Migraine sufferers can be struck with headaches that are so debilitating that they get in the way of everyday activities such as work, school, taking care of children or just enjoyment of life. Migraine prevention therapy is recommended for people that have frequent attacks, if those attacks last multiple days, if they do not respond to acute therapy or are debilitating. Over the counter medications and triptans (a class of medication) are often the mainstay treatment for migraines but can come with unwanted side effects and are not effective for everyone when it comes to migraine prevention.
Many people are turning to butterbur (Petasites hybridus) for migraine prevention. Butterbur is a flowering plant that was used in the middle ages for plague and fever. Later, in the 17thcentury, the root was used to treat cough, asthma, skin wounds and headache. In the modern era, researchers have studied this herb in preventing migraine headaches compared to drug therapy and to placebo (pills that contain no active medication). The few studies that have been done show that butterbur is more effective than placebo in reducing the frequency of headache. Based on two high quality studies, the American Academy of Neurology and the American Headache Society have endorsed the use of butterbur to reduce the frequency of migraines. Recent studies (2017) point to a chemical found in butterbur called isopetasin as the active ingredient. It works by desensitizing pain receptors, reducing neurologic inflammation and helping to normalize the constriction and dilation of blood vessels.
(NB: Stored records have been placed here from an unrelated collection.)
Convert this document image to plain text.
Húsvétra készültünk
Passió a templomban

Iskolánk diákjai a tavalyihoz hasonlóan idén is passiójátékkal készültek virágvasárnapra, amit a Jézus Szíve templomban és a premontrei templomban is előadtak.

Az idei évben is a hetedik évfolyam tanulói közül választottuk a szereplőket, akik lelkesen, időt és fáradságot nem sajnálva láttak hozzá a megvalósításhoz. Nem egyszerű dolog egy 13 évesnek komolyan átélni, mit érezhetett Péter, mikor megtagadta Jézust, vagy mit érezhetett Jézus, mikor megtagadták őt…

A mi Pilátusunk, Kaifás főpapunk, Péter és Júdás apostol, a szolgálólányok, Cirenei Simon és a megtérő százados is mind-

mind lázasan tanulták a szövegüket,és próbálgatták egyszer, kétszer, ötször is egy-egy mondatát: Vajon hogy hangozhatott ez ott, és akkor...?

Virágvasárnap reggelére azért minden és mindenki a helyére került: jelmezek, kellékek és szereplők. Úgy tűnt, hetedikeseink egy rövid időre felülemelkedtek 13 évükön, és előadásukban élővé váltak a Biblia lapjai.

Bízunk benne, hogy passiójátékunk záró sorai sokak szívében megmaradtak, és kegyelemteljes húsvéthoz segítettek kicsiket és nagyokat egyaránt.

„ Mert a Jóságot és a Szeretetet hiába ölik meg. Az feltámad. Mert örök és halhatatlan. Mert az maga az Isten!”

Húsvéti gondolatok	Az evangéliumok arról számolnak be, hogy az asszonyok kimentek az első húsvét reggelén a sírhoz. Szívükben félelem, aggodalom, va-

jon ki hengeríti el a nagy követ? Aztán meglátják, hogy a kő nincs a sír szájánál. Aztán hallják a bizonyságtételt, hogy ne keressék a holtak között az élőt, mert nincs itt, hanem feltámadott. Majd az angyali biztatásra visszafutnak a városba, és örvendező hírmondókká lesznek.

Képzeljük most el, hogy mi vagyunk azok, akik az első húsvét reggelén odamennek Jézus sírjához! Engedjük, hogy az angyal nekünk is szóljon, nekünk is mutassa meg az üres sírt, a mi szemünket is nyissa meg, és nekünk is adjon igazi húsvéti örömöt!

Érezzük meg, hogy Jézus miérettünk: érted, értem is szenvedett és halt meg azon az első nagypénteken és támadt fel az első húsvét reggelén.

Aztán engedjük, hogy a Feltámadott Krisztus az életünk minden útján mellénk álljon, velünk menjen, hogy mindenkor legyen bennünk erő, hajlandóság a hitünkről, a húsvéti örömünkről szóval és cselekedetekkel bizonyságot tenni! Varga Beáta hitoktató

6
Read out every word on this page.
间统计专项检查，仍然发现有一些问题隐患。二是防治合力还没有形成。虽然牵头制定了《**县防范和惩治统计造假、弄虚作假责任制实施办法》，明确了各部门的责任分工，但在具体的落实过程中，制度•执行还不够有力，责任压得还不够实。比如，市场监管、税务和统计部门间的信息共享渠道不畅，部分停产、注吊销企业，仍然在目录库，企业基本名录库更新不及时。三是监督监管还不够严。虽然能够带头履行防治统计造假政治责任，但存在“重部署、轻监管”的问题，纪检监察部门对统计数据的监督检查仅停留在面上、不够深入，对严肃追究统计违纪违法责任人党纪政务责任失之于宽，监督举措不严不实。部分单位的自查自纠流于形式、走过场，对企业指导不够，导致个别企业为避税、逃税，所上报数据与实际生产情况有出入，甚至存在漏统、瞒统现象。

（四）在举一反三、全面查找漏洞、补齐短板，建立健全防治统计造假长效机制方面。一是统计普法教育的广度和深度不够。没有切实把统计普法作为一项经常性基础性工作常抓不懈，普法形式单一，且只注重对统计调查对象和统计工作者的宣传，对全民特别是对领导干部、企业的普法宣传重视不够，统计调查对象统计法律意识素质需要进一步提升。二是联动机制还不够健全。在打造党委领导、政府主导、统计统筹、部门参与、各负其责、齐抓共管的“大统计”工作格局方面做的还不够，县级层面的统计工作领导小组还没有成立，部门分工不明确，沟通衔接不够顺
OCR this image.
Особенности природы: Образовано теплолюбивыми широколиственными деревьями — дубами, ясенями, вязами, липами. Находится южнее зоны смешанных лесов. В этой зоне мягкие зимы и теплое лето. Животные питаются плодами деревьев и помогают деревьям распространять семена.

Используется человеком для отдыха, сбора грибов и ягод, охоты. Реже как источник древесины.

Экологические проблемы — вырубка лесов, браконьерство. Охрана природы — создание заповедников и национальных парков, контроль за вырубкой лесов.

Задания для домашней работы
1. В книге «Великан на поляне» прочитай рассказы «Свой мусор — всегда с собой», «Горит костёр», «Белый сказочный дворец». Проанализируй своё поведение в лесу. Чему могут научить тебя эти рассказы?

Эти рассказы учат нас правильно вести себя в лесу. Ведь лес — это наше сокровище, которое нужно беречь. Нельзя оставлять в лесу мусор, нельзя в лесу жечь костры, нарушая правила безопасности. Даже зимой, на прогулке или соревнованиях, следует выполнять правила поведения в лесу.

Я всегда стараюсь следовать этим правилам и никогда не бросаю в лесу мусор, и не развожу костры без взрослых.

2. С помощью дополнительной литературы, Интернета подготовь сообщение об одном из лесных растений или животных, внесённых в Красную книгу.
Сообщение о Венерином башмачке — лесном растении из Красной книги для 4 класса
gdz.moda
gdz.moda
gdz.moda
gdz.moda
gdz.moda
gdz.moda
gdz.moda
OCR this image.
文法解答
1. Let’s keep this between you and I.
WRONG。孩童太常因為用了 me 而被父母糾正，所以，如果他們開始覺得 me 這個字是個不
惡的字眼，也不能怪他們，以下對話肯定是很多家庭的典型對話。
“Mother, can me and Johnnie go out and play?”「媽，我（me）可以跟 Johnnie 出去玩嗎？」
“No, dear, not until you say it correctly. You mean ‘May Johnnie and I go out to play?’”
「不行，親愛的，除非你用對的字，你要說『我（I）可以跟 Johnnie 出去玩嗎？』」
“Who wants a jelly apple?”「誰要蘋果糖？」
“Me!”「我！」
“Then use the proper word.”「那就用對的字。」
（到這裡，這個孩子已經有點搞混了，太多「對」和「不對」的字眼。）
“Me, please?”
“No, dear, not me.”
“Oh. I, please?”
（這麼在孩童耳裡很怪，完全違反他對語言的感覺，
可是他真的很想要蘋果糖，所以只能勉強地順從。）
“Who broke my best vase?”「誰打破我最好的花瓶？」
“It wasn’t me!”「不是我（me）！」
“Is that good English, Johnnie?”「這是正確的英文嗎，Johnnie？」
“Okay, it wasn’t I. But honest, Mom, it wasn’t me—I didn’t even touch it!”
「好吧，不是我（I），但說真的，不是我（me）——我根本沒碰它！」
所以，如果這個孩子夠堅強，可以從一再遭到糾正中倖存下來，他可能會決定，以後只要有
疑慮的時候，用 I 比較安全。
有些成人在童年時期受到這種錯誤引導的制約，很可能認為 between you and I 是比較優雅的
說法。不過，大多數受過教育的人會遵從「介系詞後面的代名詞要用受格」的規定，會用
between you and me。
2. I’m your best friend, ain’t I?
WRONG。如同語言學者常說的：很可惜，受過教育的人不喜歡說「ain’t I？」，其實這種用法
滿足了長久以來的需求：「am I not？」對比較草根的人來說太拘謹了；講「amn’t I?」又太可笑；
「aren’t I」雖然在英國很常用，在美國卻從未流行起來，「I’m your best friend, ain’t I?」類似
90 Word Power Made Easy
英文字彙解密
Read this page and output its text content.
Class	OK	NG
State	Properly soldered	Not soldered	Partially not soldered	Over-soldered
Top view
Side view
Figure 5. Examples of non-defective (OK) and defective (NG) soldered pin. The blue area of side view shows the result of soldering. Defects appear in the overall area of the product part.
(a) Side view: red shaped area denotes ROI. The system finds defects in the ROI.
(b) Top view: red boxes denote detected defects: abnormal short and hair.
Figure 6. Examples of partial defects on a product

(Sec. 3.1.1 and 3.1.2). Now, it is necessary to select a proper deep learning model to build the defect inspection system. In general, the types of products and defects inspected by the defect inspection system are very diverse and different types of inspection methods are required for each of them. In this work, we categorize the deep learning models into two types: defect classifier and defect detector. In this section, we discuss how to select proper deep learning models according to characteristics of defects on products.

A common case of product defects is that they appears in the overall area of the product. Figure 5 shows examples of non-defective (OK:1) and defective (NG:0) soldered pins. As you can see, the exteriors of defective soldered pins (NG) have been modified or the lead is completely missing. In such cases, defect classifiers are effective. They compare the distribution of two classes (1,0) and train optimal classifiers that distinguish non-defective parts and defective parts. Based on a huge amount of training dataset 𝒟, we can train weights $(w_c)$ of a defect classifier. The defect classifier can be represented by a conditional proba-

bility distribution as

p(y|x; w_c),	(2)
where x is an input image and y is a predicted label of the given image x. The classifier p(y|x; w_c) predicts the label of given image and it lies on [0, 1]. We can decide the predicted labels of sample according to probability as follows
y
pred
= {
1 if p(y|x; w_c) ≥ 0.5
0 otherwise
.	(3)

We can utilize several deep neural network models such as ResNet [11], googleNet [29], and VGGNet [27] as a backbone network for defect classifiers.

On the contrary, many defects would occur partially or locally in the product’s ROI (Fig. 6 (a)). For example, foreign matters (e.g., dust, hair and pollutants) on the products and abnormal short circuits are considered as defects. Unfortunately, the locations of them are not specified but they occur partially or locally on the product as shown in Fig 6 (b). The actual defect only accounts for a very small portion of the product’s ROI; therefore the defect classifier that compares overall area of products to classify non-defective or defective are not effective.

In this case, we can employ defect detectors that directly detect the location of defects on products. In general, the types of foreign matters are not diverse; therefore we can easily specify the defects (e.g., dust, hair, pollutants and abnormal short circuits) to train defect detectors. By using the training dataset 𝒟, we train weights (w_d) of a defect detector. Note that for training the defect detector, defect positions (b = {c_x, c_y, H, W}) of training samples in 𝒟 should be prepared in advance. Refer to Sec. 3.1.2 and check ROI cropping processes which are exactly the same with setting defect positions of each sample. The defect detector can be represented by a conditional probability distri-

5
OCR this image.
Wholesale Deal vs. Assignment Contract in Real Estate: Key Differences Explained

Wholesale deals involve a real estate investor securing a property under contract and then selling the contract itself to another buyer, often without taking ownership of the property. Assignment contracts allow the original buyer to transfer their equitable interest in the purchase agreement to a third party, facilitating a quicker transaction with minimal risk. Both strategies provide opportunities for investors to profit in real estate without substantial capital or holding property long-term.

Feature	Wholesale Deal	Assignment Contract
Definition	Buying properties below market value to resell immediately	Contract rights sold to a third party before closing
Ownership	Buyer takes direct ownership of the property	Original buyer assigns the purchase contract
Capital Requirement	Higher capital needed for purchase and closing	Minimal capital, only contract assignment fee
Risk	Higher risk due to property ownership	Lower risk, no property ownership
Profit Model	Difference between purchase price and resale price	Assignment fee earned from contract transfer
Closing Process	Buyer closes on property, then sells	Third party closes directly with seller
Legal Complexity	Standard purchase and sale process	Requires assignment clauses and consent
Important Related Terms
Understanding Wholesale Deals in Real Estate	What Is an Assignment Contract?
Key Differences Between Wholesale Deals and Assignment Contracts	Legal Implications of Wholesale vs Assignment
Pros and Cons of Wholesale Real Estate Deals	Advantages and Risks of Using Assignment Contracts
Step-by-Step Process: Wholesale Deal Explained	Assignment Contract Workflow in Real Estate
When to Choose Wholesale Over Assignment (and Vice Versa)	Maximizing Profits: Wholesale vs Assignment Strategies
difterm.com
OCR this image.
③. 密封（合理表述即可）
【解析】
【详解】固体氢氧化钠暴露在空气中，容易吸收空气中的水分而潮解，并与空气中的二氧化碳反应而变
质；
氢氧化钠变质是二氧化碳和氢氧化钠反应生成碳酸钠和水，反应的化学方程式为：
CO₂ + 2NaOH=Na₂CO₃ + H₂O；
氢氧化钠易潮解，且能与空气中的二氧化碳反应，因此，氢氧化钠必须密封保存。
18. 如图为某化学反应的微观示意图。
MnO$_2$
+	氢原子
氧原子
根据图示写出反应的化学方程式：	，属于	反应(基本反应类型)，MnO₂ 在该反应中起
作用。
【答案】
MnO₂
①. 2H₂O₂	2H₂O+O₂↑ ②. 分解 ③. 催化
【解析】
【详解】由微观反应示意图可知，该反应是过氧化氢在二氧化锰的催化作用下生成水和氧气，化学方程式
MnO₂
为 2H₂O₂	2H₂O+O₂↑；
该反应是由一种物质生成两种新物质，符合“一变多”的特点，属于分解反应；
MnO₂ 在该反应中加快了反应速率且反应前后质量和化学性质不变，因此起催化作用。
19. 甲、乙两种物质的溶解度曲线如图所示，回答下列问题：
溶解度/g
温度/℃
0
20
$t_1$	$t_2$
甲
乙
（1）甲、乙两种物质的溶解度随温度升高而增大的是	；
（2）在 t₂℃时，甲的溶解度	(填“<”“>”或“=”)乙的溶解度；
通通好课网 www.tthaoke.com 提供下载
The most common side effects of butterbur seem to be mild gastrointestinal effects, mostly burping. The concern about butterbur is that the unprocessed herb contains pyrrolizidine alkaloids (PA), which can be toxic to the liver and the kidneys and is carcinogenic (cancer-causing). The way around this is to purify butterbur to remove this toxic chemical. The challenge is that many different companies are producing and selling butterbur, and some of these companies are not properly purifying/processing it to remove the PAs. If you are considering trying butterbur for migraine prevention, I recommend speaking to your naturopathic physician or healthcare provider to learn more about sources of purified/PA-free butterbur and looking for the PA-free certified supplements. A naturopathic physician can also treat migraine triggers such as food sensitivities, chemical sensitivities and environmental/emotional stressors. Butterbur should not be used during pregnancy or lactation, in young children, or in people with severe kidney or liver disease until further safety testing has been conducted
- Benemei S, De Logu F, Li Puma S, Marone IM, Coppi E, Ugolini F, Liedtke W, Pollastro F, Appendino G, Geppetti P, Materazzi S, Nassini R. 2017. The anti-migraine component of butterbur extracts, isopetasin, desensitizes peptidergic nociceptors by acting on TRPA1 cation channel. Br J Pharmacol174(17):2897-2911.
- Butterbur. Natuonal Center for Complementary and Integrative Health. US Department of Health and Human Services. Accessed at: https://nccih.nih.gov/health/butterbur. April 29, 2018.
- Hulisz, D. Does Butterbur prevent Migraines? Medscape – Feb 02, 2015.
- Lipton RB, Göbel H, Einhäupl KM, Wilks K, Mauskop A. 2004. Petasites hybridusroot (butterbur) is an effective preventive treatment for migraine. Neurology. 28;63(12):2240-4.
- Utterback G, Zacharias R, Timraz S, Mershman D. 2014. Butterbur extract: prophylactic treatment for childhood migraines. Complement Ther Clin Pract. 20(1):61-4.